Novel MIC Mitigation Strategies and Improved Microbiological Monitoring Techniques

Abstract

Novel MIC Mitigation Strategies and Improved Microbiological Monitoring Techniques

Microbial induced or influenced corrosion (MIC) is estimated to result in billions of dollars of damage annually to world-wide oil and gas facilities. Although much work has been conducted identifying the principal bacteria involved in MIC, the importance of the role of archaea, e.g. sulfate-reducing archaea and methanogens in MIC, has only recently been understood. Little work has been carried out investigating the efficacy of traditional MIC mitigation strategies such as biocide application on archaea; however it is possible that archaea will be more resistant to biocidal action due to the very different biochemical composition of the cell wall and membrane seen in archaea.

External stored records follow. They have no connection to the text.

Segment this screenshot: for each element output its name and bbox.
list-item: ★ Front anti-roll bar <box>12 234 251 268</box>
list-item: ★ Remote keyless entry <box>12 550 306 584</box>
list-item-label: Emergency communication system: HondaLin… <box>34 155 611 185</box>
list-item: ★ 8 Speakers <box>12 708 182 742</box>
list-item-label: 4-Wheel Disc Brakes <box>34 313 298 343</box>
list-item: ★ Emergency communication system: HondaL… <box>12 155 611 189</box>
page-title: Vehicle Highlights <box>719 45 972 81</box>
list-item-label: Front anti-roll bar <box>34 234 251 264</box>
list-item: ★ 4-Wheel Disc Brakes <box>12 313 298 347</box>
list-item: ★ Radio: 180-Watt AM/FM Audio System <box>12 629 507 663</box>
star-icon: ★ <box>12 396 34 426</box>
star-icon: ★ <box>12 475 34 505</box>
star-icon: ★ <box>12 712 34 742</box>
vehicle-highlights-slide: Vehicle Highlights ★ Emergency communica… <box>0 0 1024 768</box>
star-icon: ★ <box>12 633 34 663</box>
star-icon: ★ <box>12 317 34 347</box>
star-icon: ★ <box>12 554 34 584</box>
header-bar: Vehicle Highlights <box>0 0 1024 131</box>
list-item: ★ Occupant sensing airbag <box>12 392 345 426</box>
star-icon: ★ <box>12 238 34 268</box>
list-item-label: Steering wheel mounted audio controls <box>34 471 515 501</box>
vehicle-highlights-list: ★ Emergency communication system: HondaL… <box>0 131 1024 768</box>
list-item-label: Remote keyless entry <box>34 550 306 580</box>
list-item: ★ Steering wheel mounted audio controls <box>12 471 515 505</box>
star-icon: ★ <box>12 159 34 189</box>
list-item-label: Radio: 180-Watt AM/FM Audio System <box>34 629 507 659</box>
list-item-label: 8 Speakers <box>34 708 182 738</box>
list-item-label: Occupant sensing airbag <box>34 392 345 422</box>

A well managed biocide regime can greatly reduce the risk of MIC and maintain facilities integrity; however conventional biocides have drawbacks in that they are both highly toxic and harmful to the environment. With many governments introducing tougher legislation for discharge of waste water to the environment, there is increasing interest amongst oil and gas companies for more environmentally-friendly biocides.

One example of a ‘green biocide’ that has shown promise is nitric oxide. Nitric oxide is naturally generated by mature biofilms to stimulate dispersal of cells from the biofilm to colonize other locations. By application of exogenous nitric oxide via donor molecules, dispersal of mature biofilms can be induced. Application of nitric oxide at the attachment phase can minimize biofilm formation. Nitric oxide alone has been shown to remove 60% of a mature biofilm and acts synergistically in the presence of biocides, leading to enhanced biofilm removal. Furthermore, nitric oxide initiates the dispersal of biofilms at very low concentrations and has been shown to be effective against a broad range of micro-organisms. A second example of a ‘green’ biocide is modified chitosan. Chitosan, a deacetylated derivative of chitin, itself a constituent of crustacean shells, is a low-toxicity, biodegradable, antimicrobial polymer. Chemical modifications can produce a range of modified chitosan molecules with enhanced antimicrobial and surfactant properties. The potential use of nitric oxide and modified chitosan for MIC control will be discussed, but noting that these techniques need further developing and field trials.

Finally, the drawbacks of conventional microbiological monitoring using culture-based techniques are well known. Molecular microbiological based techniques are now ubiquitous in other industries but have yet to be fully integrated into the oil and gas industry. Novel monitoring techniques that have been shown to be robust, for use on-site will be discussed. The technologies should be quick, easy and add real value by allowing informed decisions to be made regarding issues such as biocide use, but again need extensive field trials.